For a young Yazidi activist from Duhok who asked to remain anonymous, Kurdish identity is relevant and very much part of being Yazidi: “Yazidis are the original Kurds, the oldest text in the Kurdish language is a Yazidi text,” he said.

Nawaf Ashur, however, explained that when they were considered Arabs under the Baathist regime, the Yazidi community faced fewer threats. “It was a dictatorship, but under Saddam minorities were respected and we felt more comfortable. They are more worried now, even though we’ve got this kind of democracy,” Ismail said.

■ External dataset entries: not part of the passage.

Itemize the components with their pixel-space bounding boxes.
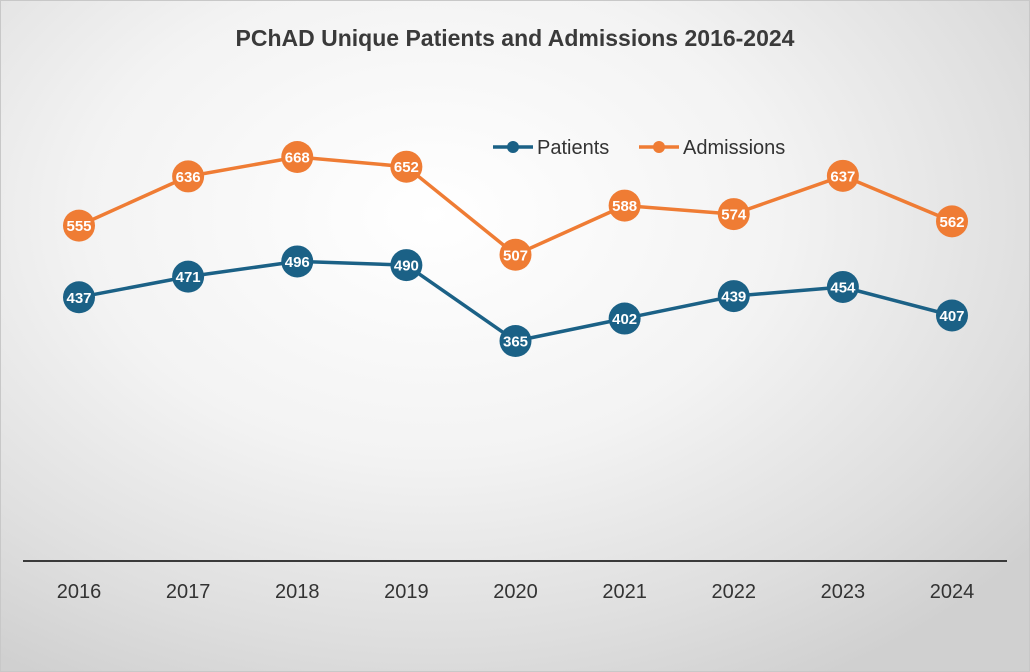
patients-data-label: 402	[612, 311, 637, 328]
patients-marker	[608, 302, 641, 335]
admissions-point-2023: 637	[826, 159, 859, 192]
patients-data-label: 437	[66, 290, 91, 307]
admissions-data-label: 574	[721, 207, 747, 224]
patients-marker	[63, 281, 95, 314]
x-tick-label-2021: 2021	[602, 581, 647, 603]
x-tick-label-2024: 2024	[930, 581, 975, 603]
admissions-marker	[390, 150, 423, 183]
patients-point-2018: 496	[281, 245, 314, 278]
patients-point-2024: 407	[936, 299, 968, 332]
patients-marker	[826, 270, 859, 303]
patients-data-label: 365	[503, 334, 528, 351]
x-tick-label-2020: 2020	[493, 581, 538, 603]
admissions-data-label: 668	[285, 150, 310, 167]
patients-point-2016: 437	[63, 281, 95, 314]
patients-point-2019: 490	[390, 249, 423, 282]
admissions-data-label: 555	[66, 218, 91, 235]
admissions-marker	[172, 160, 205, 193]
legend: Patients Admissions	[493, 137, 785, 159]
patients-data-label: 490	[394, 258, 419, 275]
admissions-data-label: 636	[176, 169, 201, 186]
admissions-marker	[499, 238, 532, 271]
patients-marker	[717, 280, 750, 313]
chart-title: PChAD Unique Patients and Admissions 201…	[236, 25, 795, 51]
legend-item-patients: Patients	[493, 137, 609, 159]
patients-point-2017: 471	[172, 260, 205, 293]
patients-point-2021: 402	[608, 302, 641, 335]
patients-marker	[936, 299, 968, 332]
admissions-point-2019: 652	[390, 150, 423, 183]
legend-label: Admissions	[683, 137, 785, 159]
patients-data-label: 439	[721, 289, 746, 306]
admissions-point-2022: 574	[717, 198, 750, 231]
patients-marker	[281, 245, 314, 278]
admissions-point-2024: 562	[936, 205, 968, 238]
admissions-data-label: 562	[939, 214, 964, 231]
x-tick-label-2016: 2016	[57, 581, 102, 603]
patients-data-label: 496	[285, 254, 310, 271]
x-tick-label-2018: 2018	[275, 581, 320, 603]
admissions-data-label: 637	[830, 168, 855, 185]
patients-marker	[499, 325, 532, 357]
patients-point-2022: 439	[717, 280, 750, 313]
admissions-data-label: 652	[394, 159, 419, 176]
admissions-marker	[826, 159, 859, 192]
admissions-point-2018: 668	[281, 141, 314, 173]
legend-swatch-marker	[507, 141, 519, 153]
admissions-point-2016: 555	[63, 209, 95, 242]
x-tick-label-2019: 2019	[384, 581, 429, 603]
x-tick-label-2023: 2023	[821, 581, 866, 603]
admissions-point-2021: 588	[608, 189, 641, 222]
admissions-marker	[936, 205, 968, 238]
legend-swatch-marker	[653, 141, 665, 153]
x-tick-label-2022: 2022	[712, 581, 757, 603]
patients-data-label: 407	[939, 308, 964, 325]
patients-marker	[172, 260, 205, 293]
series-points: 437 471 496 490 365 402 439 454 407 555 636 668 652 5…	[63, 141, 968, 357]
x-axis-ticks: 2016 2017 2018 2019 2020 2021 2022 2023 2024	[57, 581, 975, 603]
legend-item-admissions: Admissions	[639, 137, 785, 159]
patients-data-label: 471	[176, 269, 201, 286]
admissions-marker	[281, 141, 314, 173]
patients-data-label: 454	[830, 279, 856, 296]
admissions-marker	[63, 209, 95, 242]
patients-point-2023: 454	[826, 270, 859, 303]
legend-label: Patients	[537, 137, 609, 159]
admissions-marker	[608, 189, 641, 222]
admissions-point-2020: 507	[499, 238, 532, 271]
admissions-point-2017: 636	[172, 160, 205, 193]
admissions-marker	[717, 198, 750, 231]
admissions-data-label: 507	[503, 247, 528, 264]
patients-marker	[390, 249, 423, 282]
admissions-data-label: 588	[612, 198, 637, 215]
patients-point-2020: 365	[499, 325, 532, 357]
x-tick-label-2017: 2017	[166, 581, 211, 603]
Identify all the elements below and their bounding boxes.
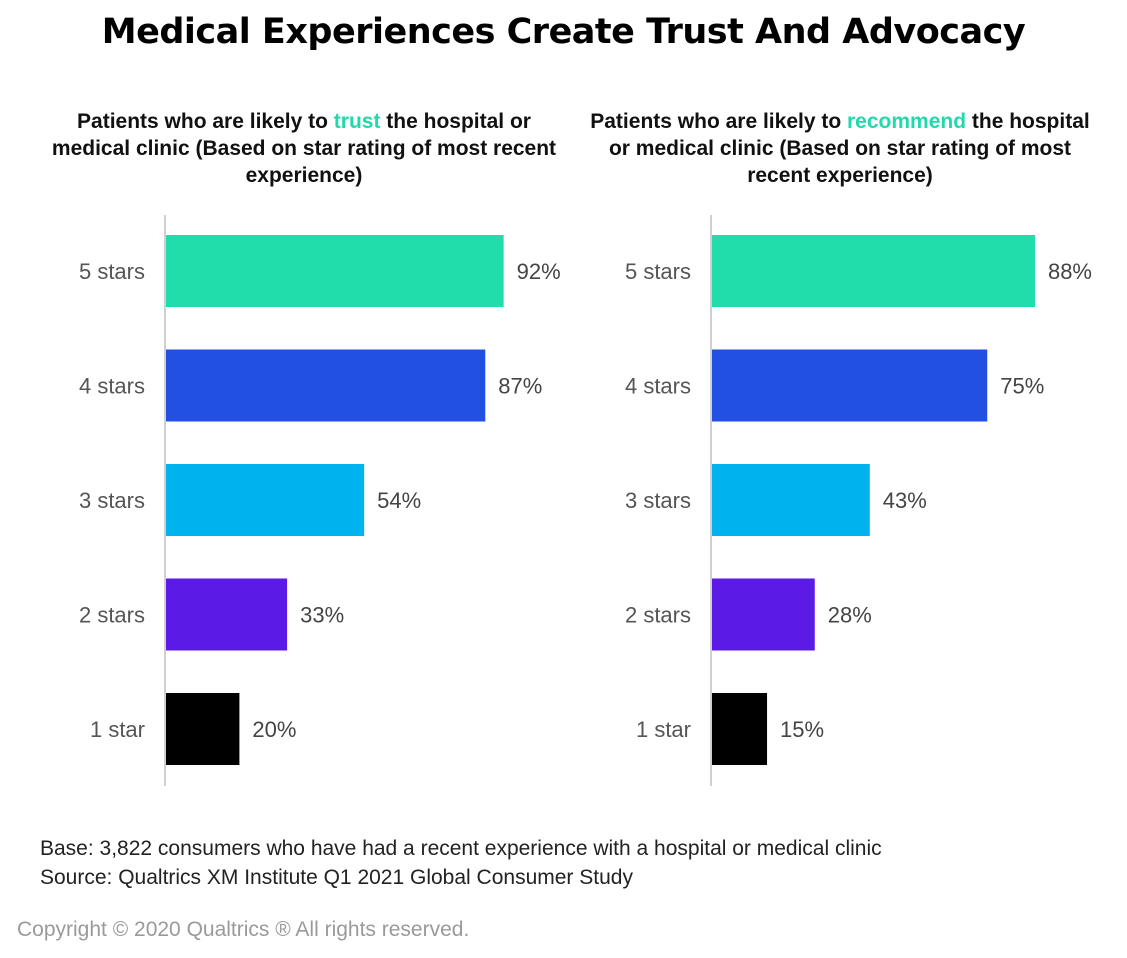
- category-label: 1 star: [636, 717, 691, 742]
- trust-chart-subtitle: Patients who are likely to trust the hos…: [44, 108, 564, 189]
- category-label: 3 stars: [79, 488, 145, 513]
- bar-2-stars: [166, 578, 288, 651]
- subtitle-text-start: Patients who are likely to: [77, 110, 334, 133]
- trust-chart-panel: Patients who are likely to trust the hos…: [0, 108, 560, 798]
- value-label: 15%: [780, 717, 824, 742]
- subtitle-highlight-recommend: recommend: [847, 110, 967, 133]
- footer-source: Source: Qualtrics XM Institute Q1 2021 G…: [40, 866, 633, 889]
- value-label: 33%: [300, 603, 344, 628]
- bar-1-star: [712, 693, 768, 765]
- subtitle-highlight-trust: trust: [333, 110, 381, 133]
- value-label: 75%: [1000, 374, 1044, 399]
- category-label: 5 stars: [625, 259, 691, 284]
- subtitle-text-start: Patients who are likely to: [590, 110, 847, 133]
- value-label: 87%: [498, 374, 542, 399]
- bar-3-stars: [166, 464, 365, 536]
- footer-notes: Base: 3,822 consumers who have had a rec…: [40, 834, 882, 892]
- category-label: 2 stars: [79, 603, 145, 628]
- bar-4-stars: [166, 349, 486, 422]
- footer-base: Base: 3,822 consumers who have had a rec…: [40, 837, 882, 860]
- trust-bar-chart: 5 stars 92% 4 stars 87% 3 stars 54% 2 stars 33%…: [79, 215, 560, 786]
- subtitle-text-end: the hospital or medical clinic (Based on…: [51, 110, 557, 187]
- bar-5-stars: [166, 235, 504, 307]
- category-label: 1 star: [90, 717, 145, 742]
- main-title: Medical Experiences Create Trust And Adv…: [101, 12, 1026, 52]
- value-label: 28%: [828, 603, 872, 628]
- bar-2-stars: [712, 578, 815, 651]
- bar-4-stars: [712, 349, 988, 422]
- copyright-text: Copyright © 2020 Qualtrics ® All rights …: [17, 918, 470, 941]
- recommend-chart-panel: Patients who are likely to recommend the…: [546, 108, 1106, 798]
- recommend-bar-chart: 5 stars 88% 4 stars 75% 3 stars 43% 2 stars 28%…: [625, 215, 1092, 786]
- value-label: 43%: [883, 488, 927, 513]
- recommend-chart-subtitle: Patients who are likely to recommend the…: [580, 108, 1100, 189]
- value-label: 88%: [1048, 259, 1092, 284]
- category-label: 5 stars: [79, 259, 145, 284]
- value-label: 92%: [517, 259, 560, 284]
- bar-5-stars: [712, 235, 1035, 307]
- bar-1-star: [166, 693, 240, 765]
- category-label: 3 stars: [625, 488, 691, 513]
- category-label: 2 stars: [625, 603, 691, 628]
- category-label: 4 stars: [79, 374, 145, 399]
- value-label: 54%: [377, 488, 421, 513]
- subtitle-text-end: the hospital or medical clinic (Based on…: [608, 110, 1090, 187]
- bar-3-stars: [712, 464, 870, 536]
- value-label: 20%: [252, 717, 296, 742]
- category-label: 4 stars: [625, 374, 691, 399]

Meanwhile, Letta Tayler, Human Rights Watch’s senior researcher in terrorism and counterterrorism, urged Iraq’s Kurdish and Arab authorities to put a stop to attacks on minorities.

“It seems that for many religious minorities the solution offered by the international community is to help these besieged minorities get visas to leave their homeland,” Tayler told Al Jazeera. “But they should not be offered a choice this stark: stay and be killed or leave your own home.” 

Today, the Yazidis are victims of geography, caught between a largely Islamic State-controlled province, Baghdad’s authority, and the KRG’s often heavy-handed military forces, in addition to Prime Minister Nouri al-Maliki’s frail grip on the Sunni-majority province, shamefully brought to light by the rapid fall of the Iraqi army and the takeover of Mosul by the so-called Islamic State.